Throughout the holidays, your lush, tinseled, and decked tree has served as a festive centerpiece. But soon its needles will begin falling and it won't look so merry.
Don't worry, though. Your tree could easily have a second life — and so could your artificial tree if it's seen a little too much holiday cheer. You just have to recycle or reuse them.
The whole idea here is to keep the trees — natural and artificial —out of landfills. Both contain recoverable materials, said Monroe County's director of environmental services Michael Garland.
"If it's a real tree, we can create wood chips," Garland said. "We can create mulch from that, return it to the earth. If it's an artificial tree, we can recover the metals and the plastics as well."

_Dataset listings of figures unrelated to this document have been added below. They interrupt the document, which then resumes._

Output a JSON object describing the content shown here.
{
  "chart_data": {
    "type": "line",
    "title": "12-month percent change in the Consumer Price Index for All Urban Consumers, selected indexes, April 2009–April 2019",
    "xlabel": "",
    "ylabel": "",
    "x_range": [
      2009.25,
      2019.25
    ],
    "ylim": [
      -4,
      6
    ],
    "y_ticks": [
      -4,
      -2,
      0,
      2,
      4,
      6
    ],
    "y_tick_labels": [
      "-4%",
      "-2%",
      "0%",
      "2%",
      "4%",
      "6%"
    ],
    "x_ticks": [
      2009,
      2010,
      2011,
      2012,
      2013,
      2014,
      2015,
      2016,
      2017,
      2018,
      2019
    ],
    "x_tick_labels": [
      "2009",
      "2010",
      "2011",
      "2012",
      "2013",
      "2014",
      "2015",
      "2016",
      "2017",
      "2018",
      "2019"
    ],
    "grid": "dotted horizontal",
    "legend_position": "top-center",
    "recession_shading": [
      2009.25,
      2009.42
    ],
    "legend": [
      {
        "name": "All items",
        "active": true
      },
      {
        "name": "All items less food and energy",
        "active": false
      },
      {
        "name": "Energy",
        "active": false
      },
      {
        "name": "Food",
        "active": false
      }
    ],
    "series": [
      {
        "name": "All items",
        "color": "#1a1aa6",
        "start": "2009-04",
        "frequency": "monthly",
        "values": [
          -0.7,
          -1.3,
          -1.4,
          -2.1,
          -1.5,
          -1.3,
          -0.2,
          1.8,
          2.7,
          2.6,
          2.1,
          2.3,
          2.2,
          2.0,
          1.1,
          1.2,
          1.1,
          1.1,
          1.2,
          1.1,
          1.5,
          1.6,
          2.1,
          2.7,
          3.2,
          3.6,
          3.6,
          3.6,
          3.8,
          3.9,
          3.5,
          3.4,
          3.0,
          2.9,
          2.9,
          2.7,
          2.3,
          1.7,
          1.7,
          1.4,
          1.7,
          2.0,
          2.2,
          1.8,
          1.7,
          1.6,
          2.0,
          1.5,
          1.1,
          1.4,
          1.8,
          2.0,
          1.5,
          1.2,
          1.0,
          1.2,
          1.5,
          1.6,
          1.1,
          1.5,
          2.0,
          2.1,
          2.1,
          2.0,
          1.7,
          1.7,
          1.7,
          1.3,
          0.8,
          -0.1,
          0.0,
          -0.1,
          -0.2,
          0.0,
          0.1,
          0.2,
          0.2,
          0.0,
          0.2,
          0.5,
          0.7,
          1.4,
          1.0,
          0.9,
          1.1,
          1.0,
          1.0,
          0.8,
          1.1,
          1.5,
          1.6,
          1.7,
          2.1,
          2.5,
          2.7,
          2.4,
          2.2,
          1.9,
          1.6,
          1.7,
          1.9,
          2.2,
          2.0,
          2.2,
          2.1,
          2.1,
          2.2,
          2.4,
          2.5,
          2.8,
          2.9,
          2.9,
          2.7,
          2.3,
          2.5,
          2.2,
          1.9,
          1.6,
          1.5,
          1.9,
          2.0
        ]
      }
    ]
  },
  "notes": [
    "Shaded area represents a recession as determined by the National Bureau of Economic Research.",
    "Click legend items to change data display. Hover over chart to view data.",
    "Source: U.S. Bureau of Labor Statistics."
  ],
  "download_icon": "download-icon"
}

The simplest solution for a natural tree is to drag it out to the curb or take it to a drop-off site — in either case, do not bag it. Check with your local government to see whether curbside pick-up is an option or whether you need to haul your tree to a drop-off site. The county also has a rundown for each municipality on its website.

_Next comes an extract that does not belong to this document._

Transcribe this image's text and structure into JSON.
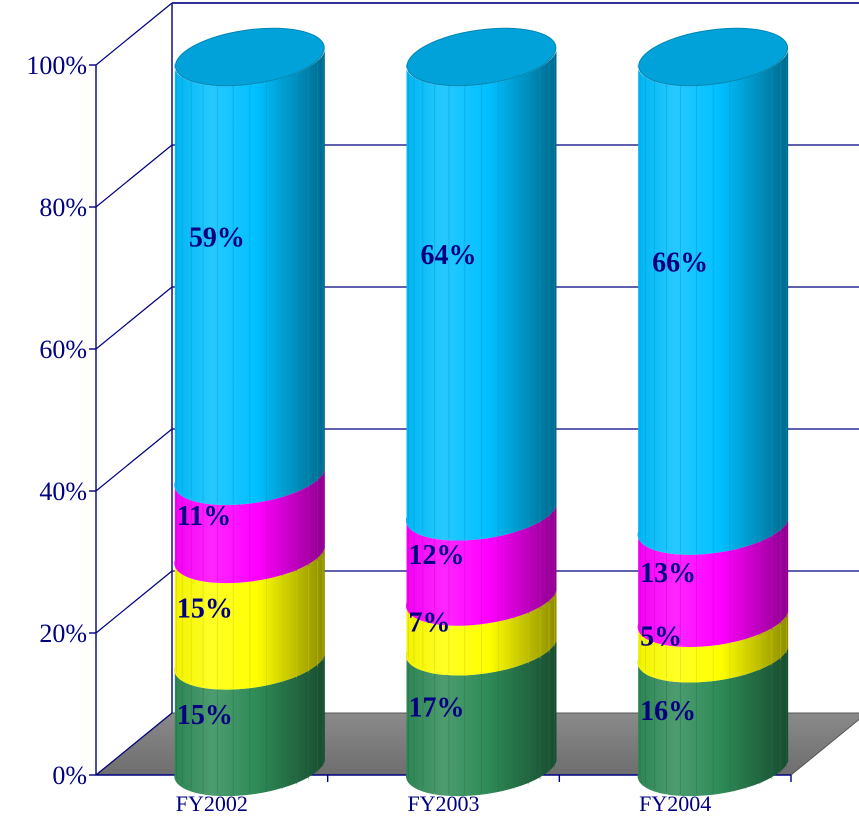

City residents can leave natural trees at the curb on their normal pickup days through the end of January. And the county will collect them at ecopark on Avion Drive in Chili.
You could also throw your increasingly skeletal evergreen to the birds. If you have space in your yard, the state Department of Environmental Conservation encourages you to use the tree as brush pile for our feathered friends. They say it'll give the birds extra shelter during the cold months to come. (And you get to watch them flit about.)
As for artificial trees, Garland said to bring those to ecopark on Wednesday afternoons or Saturday mornings.
"Through our partners WM and Sunnking, those materials, the metals and the plastics, will be recovered from those artificial trees," Garland said.